Dr Chang said the police team involved in the operation had “responded almost ideally in every situation… but it is difficult to anticipate this kind of reaction. An M16 with an extended magazine of 60 rounds within six feet is not something you can think through”.
After the gun battle, investigators retrieved an M16 rifle from the house.
Hamilton was later tracked to a house in Cooreville Gardens where, after another gun battle, he was killed. Two police officers were injured in that incident.
Referring to the early morning incident, Dr Chang said: “The tragedy should remind the country of the level of evil and criminality that the police face on a daily basis. Unfortunately, many times some of the commentary would suggest almost the other way, [that] the police are the bad guys on the scene, but this is what I have come to understand as minister of national security, that this [is the] situation the police face every day”.
Opposition Leader Dr Peter Phillips, who visited the scene, paid respect to the policemen “who gave their lives as a supreme sacrifice to help Jamaica”. He also condemned the action of the criminals.
“This attack is a clear attack on the country as a whole, and demonstrates that violence is rampant, respect for the law is disappearing, and that there is a willingness to kill that has spread in the criminal community and which needs to be contained,” Phillips said.
“It is clear that the crime problem is becoming more and more lethal, deadly, and difficult for the country, and it suggests to me that we need to go beyond the tactics and the strategies of the moment, which really seem to just focus on the hard policing [and] states of emergency,” he argued.
He said the presence, at the scene, of individuals from across the political divide and other spheres sent a very clear message: “…A country united against this violence. A country where the good people of the country want to be led to overcome the problem. We must take this as an opportunity to wheel and come again and find a better way forward.”

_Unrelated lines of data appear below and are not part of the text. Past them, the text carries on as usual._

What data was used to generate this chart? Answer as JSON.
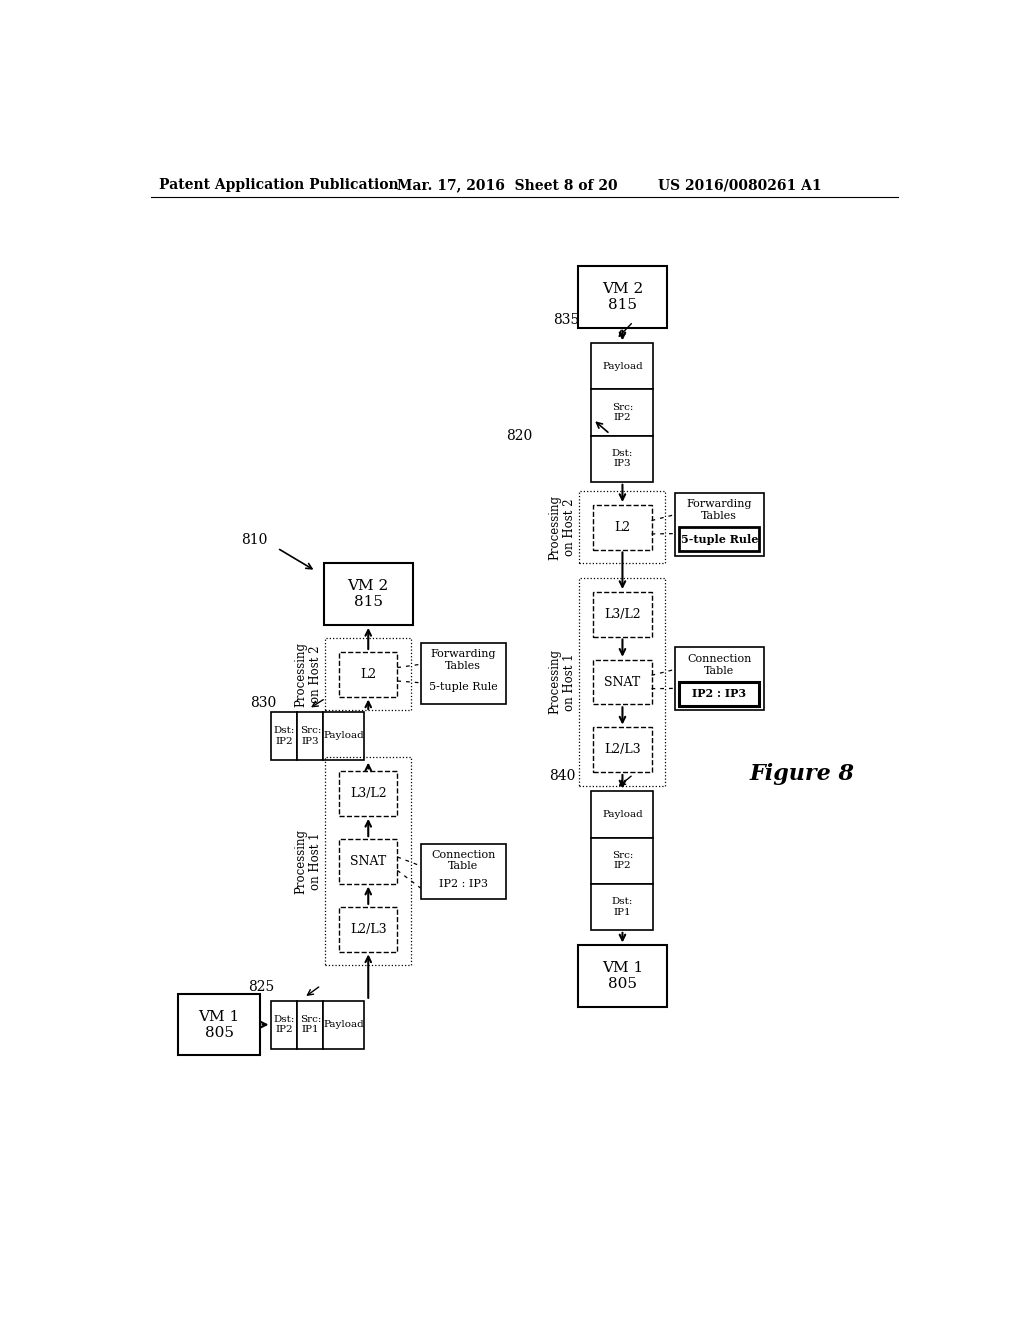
{
  "header_left": "Patent Application Publication",
  "header_mid": "Mar. 17, 2016  Sheet 8 of 20",
  "header_right": "US 2016/0080261 A1",
  "figure_label": "Figure 8",
  "bg_color": "#ffffff"
}
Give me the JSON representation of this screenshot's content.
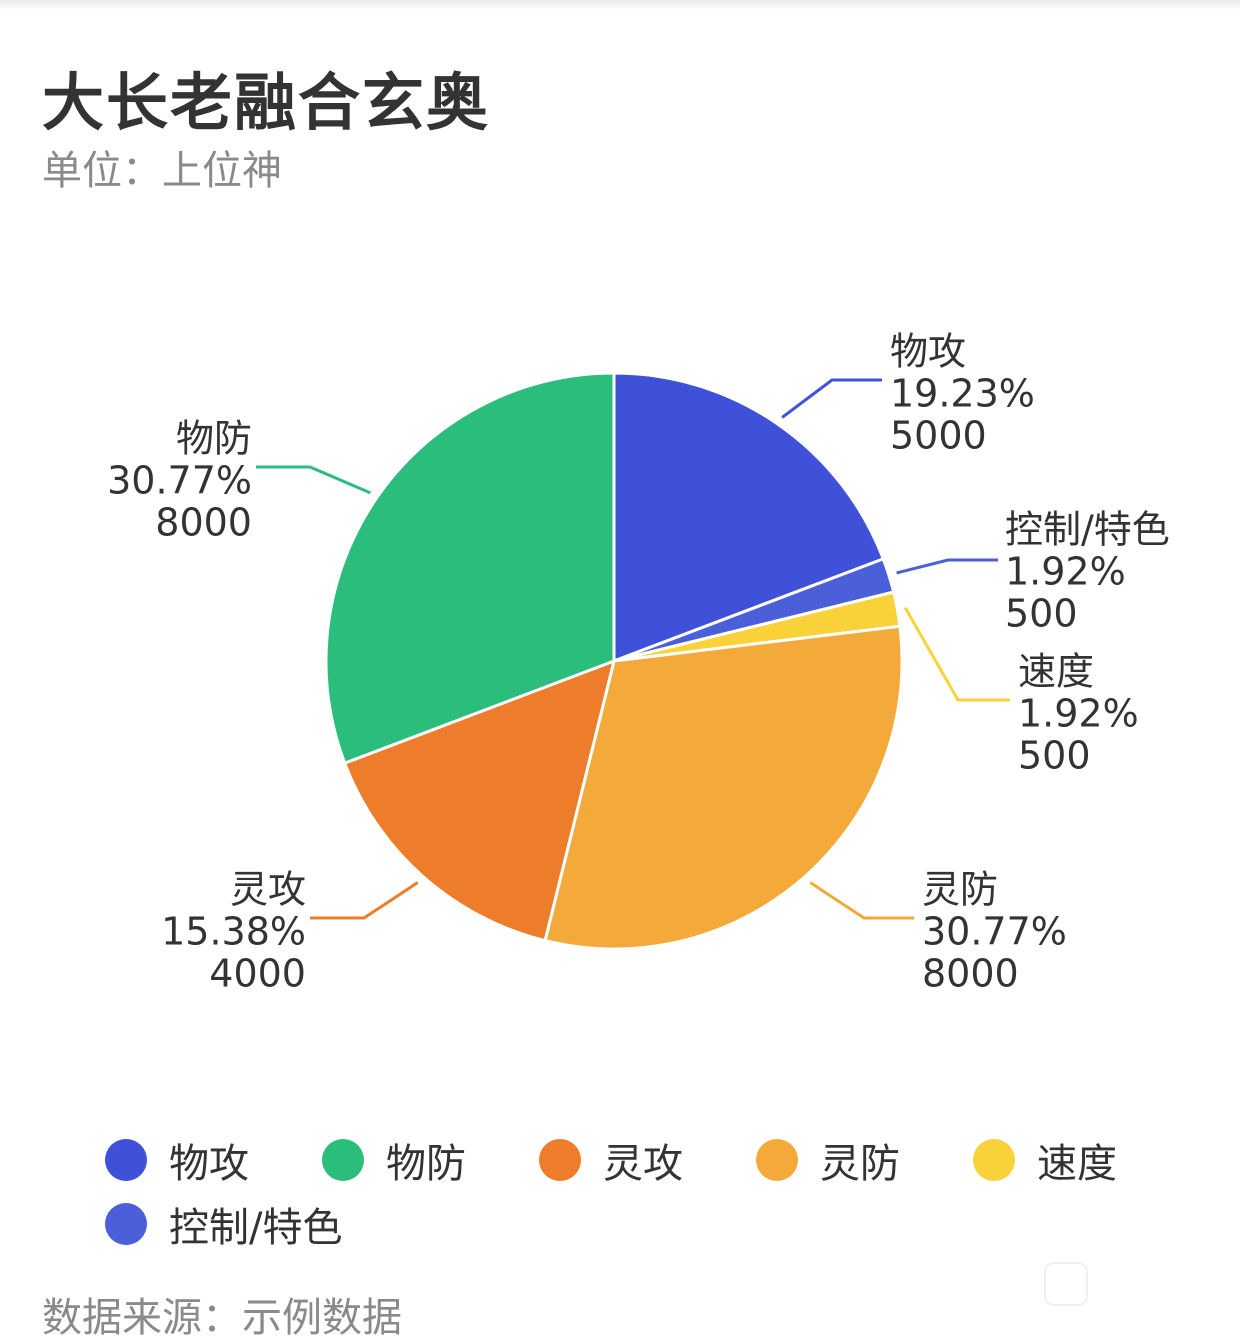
{
  "title": "大长老融合玄奥",
  "subtitle": "单位：上位神",
  "source": "数据来源：示例数据",
  "chart_data": {
    "type": "pie",
    "title": "大长老融合玄奥",
    "subtitle": "单位：上位神",
    "slices": [
      {
        "name": "物攻",
        "value": 5000,
        "percent": "19.23%",
        "color": "#3f51d9"
      },
      {
        "name": "控制/特色",
        "value": 500,
        "percent": "1.92%",
        "color": "#4a5fd8"
      },
      {
        "name": "速度",
        "value": 500,
        "percent": "1.92%",
        "color": "#f9d23a"
      },
      {
        "name": "灵防",
        "value": 8000,
        "percent": "30.77%",
        "color": "#f3aa3b"
      },
      {
        "name": "灵攻",
        "value": 4000,
        "percent": "15.38%",
        "color": "#ee7d2b"
      },
      {
        "name": "物防",
        "value": 8000,
        "percent": "30.77%",
        "color": "#2bbd7c"
      }
    ],
    "legend": [
      "物攻",
      "物防",
      "灵攻",
      "灵防",
      "速度",
      "控制/特色"
    ],
    "legend_placement": "bottom",
    "start": "top, clockwise"
  }
}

As police and soldiers swarmed the streets of Horizon Park, Scene of Crime personnel from the constabulary, as well as Independent Commission of Investigations representatives painstakingly combed the area for clues.
Several cried openly. Some stood in silence, lost in thought.
One senior policeman, whose nephew was one of the two cops killed, cut a stark figure, not verbalising much, but his eyes, visible above his face mask, spoke volumes.
“It is bad,” he told this reporter when asked about his nephew’s tragic end, admitting in a soft voice that he had never expected that his nephew would die in that fashion.
He described his family as being “very close” and said the 26-year-old cop, who was the only child for his mother and the first for his father, had been in the constabulary for only five years.
He told the Observer that the young policeman’s parents were not handling the news of his death well.